Stream the display as it updates

Two push APIs let you follow the terminal live instead of polling snapshot(). Both are headless-only (in windowed mode the PTY runs in the wrapper process, so neither fires).

Raw bytes — onData(cb). The truest live stream: every PTY output chunk, verbatim, including ANSI escape codes. Best for piping to your own terminal / xterm renderer.

const stop = instance.onData((chunk) => process.stdout.write(chunk));
// …later: stop();  // unsubscribe

Rendered lines — screen:changed + snapshot(). Fires (undebounced) on every screen redraw and hands you a signal; pull the current clean lines in the handler. Best when you want parsed/renderable text rather than escape codes. (Unlike the debounced state:changed, this reflects cosmetic redraws too.)

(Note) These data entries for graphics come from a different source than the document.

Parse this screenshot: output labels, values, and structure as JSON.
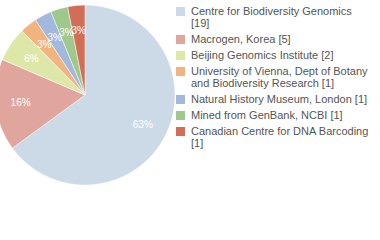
{
  "chart_data": {
    "type": "pie",
    "categories": [
      "Centre for Biodiversity Genomics [19]",
      "Macrogen, Korea [5]",
      "Beijing Genomics Institute [2]",
      "University of Vienna, Dept of Botany and Biodiversity Research [1]",
      "Natural History Museum, London [1]",
      "Mined from GenBank, NCBI [1]",
      "Canadian Centre for DNA Barcoding [1]"
    ],
    "values": [
      63,
      16,
      6,
      3,
      3,
      3,
      3
    ],
    "value_labels": [
      "63%",
      "16%",
      "6%",
      "3%",
      "3%",
      "3%",
      "3%"
    ],
    "colors": [
      "#ccd9e6",
      "#e0a59d",
      "#dde8a8",
      "#f2b47f",
      "#a3b8dd",
      "#9fc98c",
      "#d26e57"
    ],
    "data_labels": true,
    "legend": "right"
  }
}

instance.on("screen:changed", () => {
  const { lines } = instance.snapshot({ clean: true });
  render(lines);
});

Pick onData for a faithful byte-for-byte mirror; pick screen:changed when you only need "the visible text changed, give me the new lines".

Open a visible window (Windows)

const win = manager.spawn({
  cwd: "C:\\my\\project",
  label: "my-project",
  openWindow: true,   // visible cmd.exe window the user can type into
  enablePipe: true,   // control channel for snapshots / input
  enableHttp: true,   // loopback HTTP bridge
});

The window registers itself in an on-disk instance registry, so a separate process can discover and drive it:

import { listInstances, snapshot, write } from "claude-wrap";

const [entry] = listInstances();
if (entry) {
  const snap = await snapshot(entry.pipe, { clean: true });
  await write(entry.pipe, "hello\r");
}

Forward events out-of-process — EventSink

When a wrapper runs in another process you can't call .on() on it. Attach an EventSink to forward its events over a transport. The built-in WebSocketEventSink ships a generic JSON wire format:

{ kind: "hello", instance, pid, cwd, label?, httpPort? }
{ kind: "event", instance, event: <SessionEvents key>, payload }
{ kind: "exit",  instance, exitCode }
import { ClaudeManager, WebSocketEventSink } from "claude-wrap";

const manager = new ClaudeManager();
manager.spawn({
  cwd: process.cwd(),
  reportTo: "ws://127.0.0.1:8080", // builds a WebSocketEventSink internally
});

// …or attach one explicitly:
const inst = manager.spawn({ cwd: process.cwd() });
inst.attachSink(new WebSocketEventSink("ws://127.0.0.1:8080", { idleDebounceMs: 2500 }));

The wrapper binary reads the same URL from the --report-to flag or the CLAUDE_WRAP_REPORT_URL environment variable.

Bins

| Bin | Purpose | |---|---| | claude-wrap | Launch a wrapped claude in a new terminal window | | claude-wrap-run | The wrapper process (PTY + pipe + HTTP bridge) | | claude-wrap-inject | CLI to snapshot/parse/drive a running instance over its pipe |

Logging

Diagnostic logs are written to claude-wrap.log in the OS temp directory. Override the path with the CLAUDE_WRAP_LOG environment variable.